I think of doctors like Josephine Namboze, Raphael Owor, Paul D’Arbela, Peter Sebuwufu, George Kirya, Charles Olweny, Ezra Nkwasiibwe, John T. Kakitaahi, John Owange Iraka, Marcelino Andrew Otim, John Muguma, and Yusufu Mpairwe, all of whom we are blessed to have with us, who must be deeply troubled by the evident capture of an organization they nurtured and protected through extremely challenging times.
These are people who understood that their professional abilities were a result of hard work and investment.
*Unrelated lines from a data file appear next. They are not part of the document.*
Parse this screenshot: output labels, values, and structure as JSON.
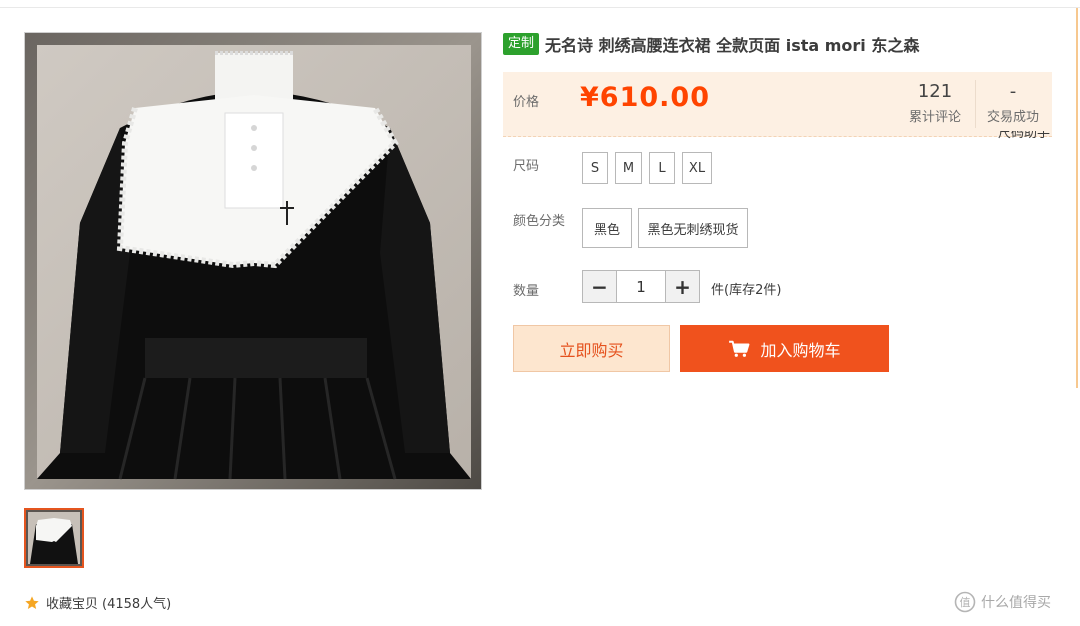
{
  "product": {
    "badge": "定制",
    "title": "无名诗 刺绣高腰连衣裙 全款页面 ista mori 东之森"
  },
  "price_panel": {
    "label": "价格",
    "price": "¥610.00",
    "reviews_count": "121",
    "reviews_label": "累计评论",
    "deals_count": "-",
    "deals_label": "交易成功"
  },
  "size_helper": "尺码助手",
  "options": {
    "size_label": "尺码",
    "sizes": [
      "S",
      "M",
      "L",
      "XL"
    ],
    "color_label": "颜色分类",
    "colors": [
      "黑色",
      "黑色无刺绣现货"
    ]
  },
  "quantity": {
    "label": "数量",
    "minus": "−",
    "value": "1",
    "plus": "+",
    "stock": "件(库存2件)"
  },
  "actions": {
    "buy_now": "立即购买",
    "add_to_cart": "加入购物车"
  },
  "favorite": {
    "label": "收藏宝贝",
    "popularity": "(4158人气)"
  },
  "watermark": "什么值得买",
  "colors": {
    "accent": "#f40",
    "button_orange": "#f0521d",
    "price_bg": "#fdf0e3",
    "badge_green": "#2da12d",
    "star": "#f5a623"
  },
  "icons": {
    "favorite": "star-icon",
    "cart": "cart-icon",
    "watermark": "smzdm-logo-icon"
  }
}
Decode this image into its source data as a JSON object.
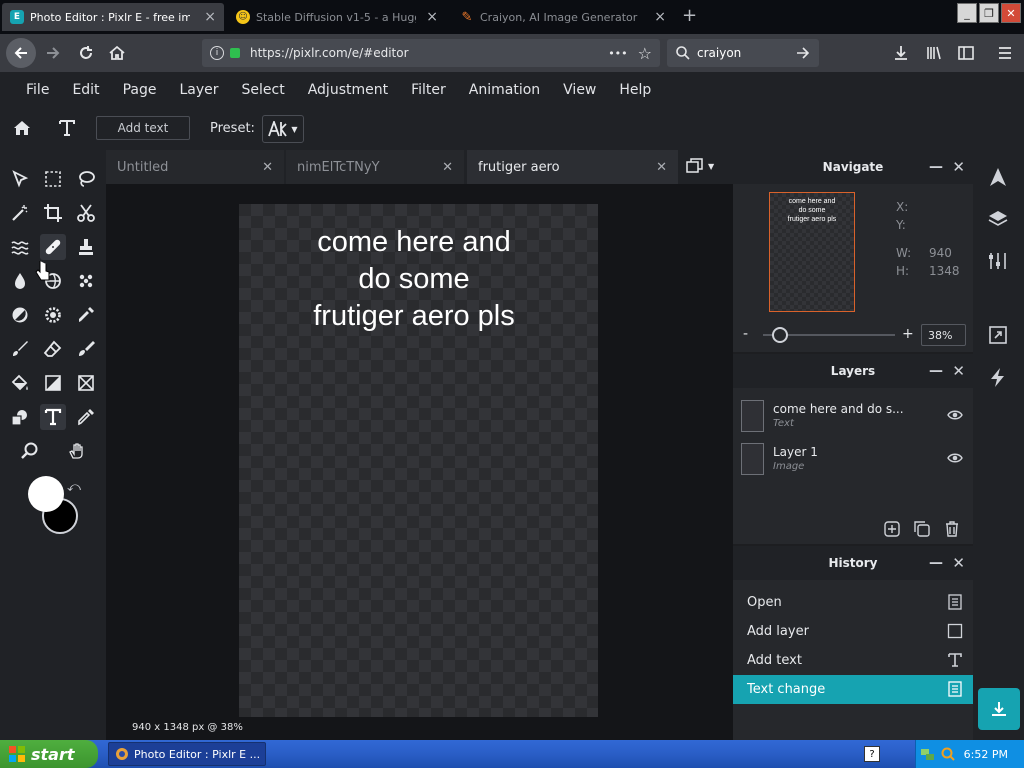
{
  "browser": {
    "tabs": [
      {
        "title": "Photo Editor : Pixlr E - free image ed",
        "icon": "pixlr-icon",
        "active": true
      },
      {
        "title": "Stable Diffusion v1-5 - a Huggin",
        "icon": "huggingface-icon",
        "active": false
      },
      {
        "title": "Craiyon, AI Image Generator",
        "icon": "craiyon-icon",
        "active": false
      }
    ],
    "url": "https://pixlr.com/e/#editor",
    "url_more": "•••",
    "search_value": "craiyon",
    "window_controls": {
      "minimize": "_",
      "restore": "❐",
      "close": "✕"
    }
  },
  "menu": [
    "File",
    "Edit",
    "Page",
    "Layer",
    "Select",
    "Adjustment",
    "Filter",
    "Animation",
    "View",
    "Help"
  ],
  "options_bar": {
    "add_text_label": "Add text",
    "preset_label": "Preset:"
  },
  "colors": {
    "foreground": "#ffffff",
    "background": "#000000",
    "accent": "#16a3b1"
  },
  "doc_tabs": [
    {
      "title": "Untitled",
      "active": false
    },
    {
      "title": "nimElTcTNyY",
      "active": false
    },
    {
      "title": "frutiger aero",
      "active": true
    }
  ],
  "canvas": {
    "text": "come here and\ndo some\nfrutiger aero pls",
    "status": "940 x 1348 px @ 38%"
  },
  "navigate": {
    "title": "Navigate",
    "thumb_text": "come here and\ndo some\nfrutiger aero pls",
    "x_label": "X:",
    "y_label": "Y:",
    "w_label": "W:",
    "w_value": "940",
    "h_label": "H:",
    "h_value": "1348",
    "zoom_minus": "-",
    "zoom_plus": "+",
    "zoom_value": "38%",
    "zoom_fraction": 0.13
  },
  "layers": {
    "title": "Layers",
    "items": [
      {
        "name": "come here and do s...",
        "type": "Text"
      },
      {
        "name": "Layer 1",
        "type": "Image"
      }
    ]
  },
  "history": {
    "title": "History",
    "items": [
      {
        "label": "Open",
        "icon": "document-icon",
        "selected": false
      },
      {
        "label": "Add layer",
        "icon": "square-icon",
        "selected": false
      },
      {
        "label": "Add text",
        "icon": "text-icon",
        "selected": false
      },
      {
        "label": "Text change",
        "icon": "document-icon",
        "selected": true
      }
    ]
  },
  "taskbar": {
    "start_label": "start",
    "task_item": "Photo Editor : Pixlr E ...",
    "clock": "6:52 PM"
  }
}
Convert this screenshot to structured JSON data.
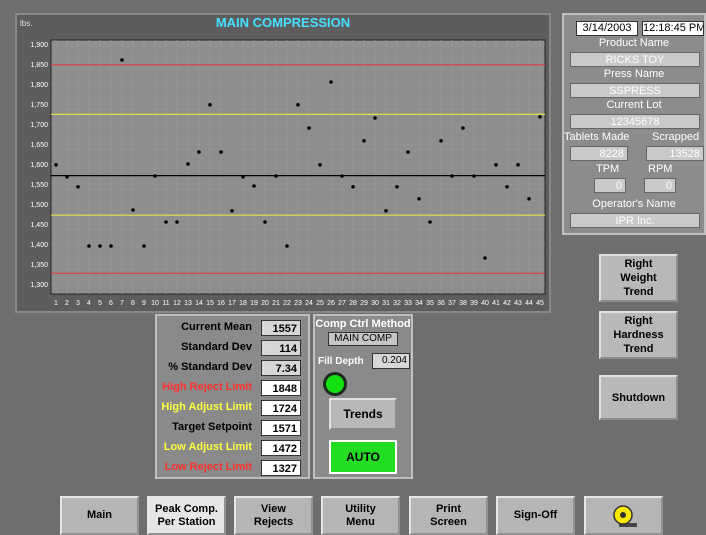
{
  "chart": {
    "title": "MAIN COMPRESSION",
    "unit": "lbs.",
    "y_ticks": [
      "1,900",
      "1,850",
      "1,800",
      "1,750",
      "1,700",
      "1,650",
      "1,600",
      "1,550",
      "1,500",
      "1,450",
      "1,400",
      "1,350",
      "1,300"
    ],
    "x_ticks": [
      "1",
      "2",
      "3",
      "4",
      "5",
      "6",
      "7",
      "8",
      "9",
      "10",
      "11",
      "12",
      "13",
      "14",
      "15",
      "16",
      "17",
      "18",
      "19",
      "20",
      "21",
      "22",
      "23",
      "24",
      "25",
      "26",
      "27",
      "28",
      "29",
      "30",
      "31",
      "32",
      "33",
      "34",
      "35",
      "36",
      "37",
      "38",
      "39",
      "40",
      "41",
      "42",
      "43",
      "44",
      "45"
    ]
  },
  "chart_data": {
    "type": "scatter",
    "title": "MAIN COMPRESSION",
    "ylabel": "lbs.",
    "ylim": [
      1275,
      1910
    ],
    "x": [
      1,
      2,
      3,
      4,
      5,
      6,
      7,
      8,
      9,
      10,
      11,
      12,
      13,
      14,
      15,
      16,
      17,
      18,
      19,
      20,
      21,
      22,
      23,
      24,
      25,
      26,
      27,
      28,
      29,
      30,
      31,
      32,
      33,
      34,
      35,
      36,
      37,
      38,
      39,
      40,
      41,
      42,
      43,
      44,
      45
    ],
    "values": [
      1598,
      1568,
      1543,
      1395,
      1395,
      1395,
      1860,
      1485,
      1395,
      1570,
      1455,
      1455,
      1600,
      1630,
      1748,
      1630,
      1483,
      1568,
      1545,
      1455,
      1570,
      1395,
      1748,
      1690,
      1598,
      1805,
      1570,
      1543,
      1658,
      1715,
      1483,
      1543,
      1630,
      1513,
      1455,
      1658,
      1570,
      1690,
      1570,
      1365,
      1598,
      1543,
      1598,
      1513,
      1718
    ],
    "reference_lines": [
      {
        "name": "High Reject Limit",
        "value": 1848,
        "color": "#e03b3b"
      },
      {
        "name": "High Adjust Limit",
        "value": 1724,
        "color": "#e0e04a"
      },
      {
        "name": "Target Setpoint",
        "value": 1571,
        "color": "#000000"
      },
      {
        "name": "Low Adjust Limit",
        "value": 1472,
        "color": "#e0e04a"
      },
      {
        "name": "Low Reject Limit",
        "value": 1327,
        "color": "#e03b3b"
      }
    ]
  },
  "stats": [
    {
      "label": "Current Mean",
      "value": "1557",
      "color": "#000000",
      "box": "readonly"
    },
    {
      "label": "Standard Dev",
      "value": "114",
      "color": "#000000",
      "box": "readonly"
    },
    {
      "label": "% Standard Dev",
      "value": "7.34",
      "color": "#000000",
      "box": "readonly"
    },
    {
      "label": "High Reject Limit",
      "value": "1848",
      "color": "#ff3030",
      "box": "white"
    },
    {
      "label": "High Adjust Limit",
      "value": "1724",
      "color": "#ffff40",
      "box": "white"
    },
    {
      "label": "Target Setpoint",
      "value": "1571",
      "color": "#000000",
      "box": "white"
    },
    {
      "label": "Low Adjust Limit",
      "value": "1472",
      "color": "#ffff40",
      "box": "white"
    },
    {
      "label": "Low Reject Limit",
      "value": "1327",
      "color": "#ff3030",
      "box": "white"
    }
  ],
  "comp": {
    "title": "Comp Ctrl Method",
    "method": "MAIN COMP",
    "fill_label": "Fill Depth",
    "fill_value": "0.204",
    "trends": "Trends",
    "auto": "AUTO"
  },
  "info": {
    "date": "3/14/2003",
    "time": "12:18:45 PM",
    "product_label": "Product Name",
    "product": "RICKS TOY",
    "press_label": "Press Name",
    "press": "SSPRESS",
    "lot_label": "Current Lot",
    "lot": "12345678",
    "tablets_label": "Tablets Made",
    "tablets": "8228",
    "scrapped_label": "Scrapped",
    "scrapped": "13528",
    "tpm_label": "TPM",
    "tpm": "0",
    "rpm_label": "RPM",
    "rpm": "0",
    "operator_label": "Operator's Name",
    "operator": "IPR Inc."
  },
  "side_buttons": {
    "weight": "Right\nWeight\nTrend",
    "hardness": "Right\nHardness\nTrend",
    "shutdown": "Shutdown"
  },
  "nav": [
    {
      "label": "Main"
    },
    {
      "label": "Peak Comp.\nPer Station"
    },
    {
      "label": "View\nRejects"
    },
    {
      "label": "Utility\nMenu"
    },
    {
      "label": "Print\nScreen"
    },
    {
      "label": "Sign-Off"
    }
  ],
  "colors": {
    "active_nav": "#e6e6e6",
    "auto_green": "#22dd22",
    "chart_bg": "#5d5d5d",
    "plot_bg": "#8e8e8e"
  }
}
They negotiated with the government as a right, not as a favour for which to kneel before anyone but God. When they hit a dead end because of threats to their persons, their dignity, or their pockets, several of them chose to leave Uganda, while others started private practice.
I have an urge to apologize to them, and to the people of Uganda who continue to struggle for access to quality health care that citizens once took for granted. To be sure, leaders of the UMA, most of whom did not participate in Oledo’s dramatics, should send a clear message to Ugandans assuring them that this bizarre episode will be retired with the current president of the organization. Soon.
The UMA faces a fate that has befallen professional and community organizations that were perceived to be independent. It needs to be quickly restored to an organization that is the trusted voice for all Ugandans, in their search for healthcare that is at least as good as it was fifty years ago. It should pursue an independent agenda to serve, support and strengthen physicians and allied professionals, through whom Ugandans can access quality, state of the art health care. It must remain scrupulously political, but non-partisan. To do otherwise will be suicidal.